Dari penjelasan-penjelasan tersebut, akan menjadi argumen ke pusat maupun Internasional. Dimana senator RI sudah mengetahui hal ini, dan tentunya prinsipnya adalah tidak mengganggu kawasan yang sudah ada. Kemudian kita membantu Pemerintah Provinsi dan Kabupaten terutama di Desa untuk bisa mendapatkan hak-haknya secara undang-undang.
"Tentu saya sudah klarifikasi bahwa ini bukan heliped tetapi adalah meeting point atau center point yang sewaktu waktu ketika ada bencana alam misalkan ada toris yang kecelakaan karena ini adalah wisata alam, perlu penanganan serius maka dimanfaatkan sebagai emergency," terangnya.
"Dari tempat ini saya merasa tidak ada tanah sawah produktif yang dipakai karena ini adalah tanah yang tidak produktif dan tidak ada yang salah, saya anggap ini seperti teras Jatiluwih untuk melihat keindahan yang ada," ujarnya.
Wedakarna menuturkan, bahwa setelah pertemuan hari ini, kita akan mendorong Kementerian Pendidikan dan Kebudayaan dibawah Direktorat Jendral Kebudayaan untuk ada 2 komitmen politik yang harus segera diselesaikan. Yang pertama adalah memasukan kawasan jatiluwih kedalam Kawasan Strategis Nasional (KSN) dan yang kedua dibuatkan payung hukum agar tidak bertentangan dengan undang-undang tahun 2014, sehingga Bali, Tabanan dan Desa bisa secara leluasa untuk bisa membangun Jatiluwih.
Wedakarna menegaskan bahwa Meeting Point atau Center Point ini bukan deadth monumen. Sesuai undang-undang cagar budaya nomer 11 tahun 2010 bahwa cagar budaya adalah living monumen.
"Ini justru saya semakin mendukung jika ini diperdayakan, tapi dengan catatan misalkan tidak boleh bangunan permanen, tidak ada alih fungsi lahan sama sekali di 17 ribu hektar ini terutama di kawasan Jatiluwih ini," pungkasnya.
Wedakarna pun mengatakan bahwa meeting point tersebut keberadaannya hanya satu titik dari 17 ribu hektar dan mengatak jangan mendengarkan informasi dari satu pihak.
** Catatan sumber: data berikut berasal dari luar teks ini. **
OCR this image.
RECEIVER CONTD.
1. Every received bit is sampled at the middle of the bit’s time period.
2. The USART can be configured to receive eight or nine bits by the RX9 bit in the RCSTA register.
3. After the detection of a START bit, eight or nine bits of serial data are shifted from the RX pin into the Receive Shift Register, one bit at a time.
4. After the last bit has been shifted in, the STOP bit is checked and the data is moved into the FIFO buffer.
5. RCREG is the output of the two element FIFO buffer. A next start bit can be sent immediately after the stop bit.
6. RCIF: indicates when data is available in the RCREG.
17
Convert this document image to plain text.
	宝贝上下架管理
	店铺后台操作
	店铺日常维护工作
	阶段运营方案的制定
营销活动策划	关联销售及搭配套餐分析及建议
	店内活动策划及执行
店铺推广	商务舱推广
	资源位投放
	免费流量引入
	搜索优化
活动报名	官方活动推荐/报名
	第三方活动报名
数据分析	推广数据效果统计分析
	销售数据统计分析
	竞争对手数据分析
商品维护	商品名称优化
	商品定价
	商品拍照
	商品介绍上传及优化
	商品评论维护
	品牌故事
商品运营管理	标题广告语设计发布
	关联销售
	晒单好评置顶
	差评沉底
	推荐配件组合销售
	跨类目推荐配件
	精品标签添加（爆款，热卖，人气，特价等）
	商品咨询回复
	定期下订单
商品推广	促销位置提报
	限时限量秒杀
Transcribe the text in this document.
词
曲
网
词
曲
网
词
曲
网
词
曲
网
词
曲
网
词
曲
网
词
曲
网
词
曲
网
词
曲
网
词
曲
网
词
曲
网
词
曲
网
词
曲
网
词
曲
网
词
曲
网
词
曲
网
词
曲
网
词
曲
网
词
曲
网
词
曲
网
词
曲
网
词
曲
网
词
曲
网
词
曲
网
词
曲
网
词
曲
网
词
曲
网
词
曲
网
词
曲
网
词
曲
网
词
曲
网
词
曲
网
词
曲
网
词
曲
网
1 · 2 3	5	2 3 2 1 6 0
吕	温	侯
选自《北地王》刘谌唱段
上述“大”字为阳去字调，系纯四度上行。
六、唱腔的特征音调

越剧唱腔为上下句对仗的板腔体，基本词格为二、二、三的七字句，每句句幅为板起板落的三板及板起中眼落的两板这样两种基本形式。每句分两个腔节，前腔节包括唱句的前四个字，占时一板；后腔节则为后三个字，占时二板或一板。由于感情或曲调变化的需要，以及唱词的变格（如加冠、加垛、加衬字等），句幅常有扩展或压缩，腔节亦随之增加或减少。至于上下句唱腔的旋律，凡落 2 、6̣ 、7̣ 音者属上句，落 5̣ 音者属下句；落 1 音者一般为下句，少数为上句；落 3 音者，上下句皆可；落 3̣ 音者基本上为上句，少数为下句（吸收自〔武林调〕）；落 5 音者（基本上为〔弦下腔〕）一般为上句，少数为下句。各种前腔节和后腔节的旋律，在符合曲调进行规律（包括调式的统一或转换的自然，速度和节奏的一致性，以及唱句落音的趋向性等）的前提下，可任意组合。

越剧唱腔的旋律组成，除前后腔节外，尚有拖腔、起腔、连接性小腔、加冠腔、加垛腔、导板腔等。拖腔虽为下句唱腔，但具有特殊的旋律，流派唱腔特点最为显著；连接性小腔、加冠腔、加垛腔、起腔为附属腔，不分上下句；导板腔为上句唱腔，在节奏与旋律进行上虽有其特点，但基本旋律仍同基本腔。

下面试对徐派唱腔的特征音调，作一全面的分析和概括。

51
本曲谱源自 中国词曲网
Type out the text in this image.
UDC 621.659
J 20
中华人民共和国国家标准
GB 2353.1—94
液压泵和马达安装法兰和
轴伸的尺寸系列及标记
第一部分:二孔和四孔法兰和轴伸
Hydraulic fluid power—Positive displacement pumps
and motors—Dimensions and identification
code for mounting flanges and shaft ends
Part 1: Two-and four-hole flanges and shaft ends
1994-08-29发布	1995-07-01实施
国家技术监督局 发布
Namun, sekarang yang terpenting adalah komitmen bahwa tempat itu memang bukan heliped, tetapi bisa dimanfaatkan dan tidak ada bangunan permanen. Selama Pemerintah Desa, Badan Pengelola dan Pemerintah Kabupaten Tabanan berkomitmen, pihaknya akan mendukung adanya meeting point tersebut.
"Jadi buat saya clear, tidak ada masalah, tinggal ditingkatan koordinasi lembaga Pemerintah saja," bebernya.
Kadis Kebudayaan Kabupaten Tabanan IGN. Supanji pada kesempatan tersebut mengatakan dari Pemerintah Kabupaten Tabanan sangat bersyukur dengan adanya kedatangan dari Senator DPD RI yakni Wedakarna, sehingga semakin bisa memperjelas keberadaan Warisan Budaya Dunia subak yang ada di Provinsi Bali ini. Dan kemudian kita dengar sendiri bahwa Wedakarna juga akan berkomitmen. Bahkan sudah dijabarkan oleh Wedakarna bahwa undang-undang nomer 11 tahun 2010 tentang cagar budaya ini adalah living monumen yang harus dimanfaatkan untuk sebesar-besarnya.
"Kami dari Pemerintah Kabupaten Tabanan tetap komitmen, bahwa seperti disampaikan oleh Pak AWK kita komitmen kok pertahankan warisan budaya ini, tapi tentunya tetap berdasarkan pada aturan aturan yang sudah ada," jelas Supanji.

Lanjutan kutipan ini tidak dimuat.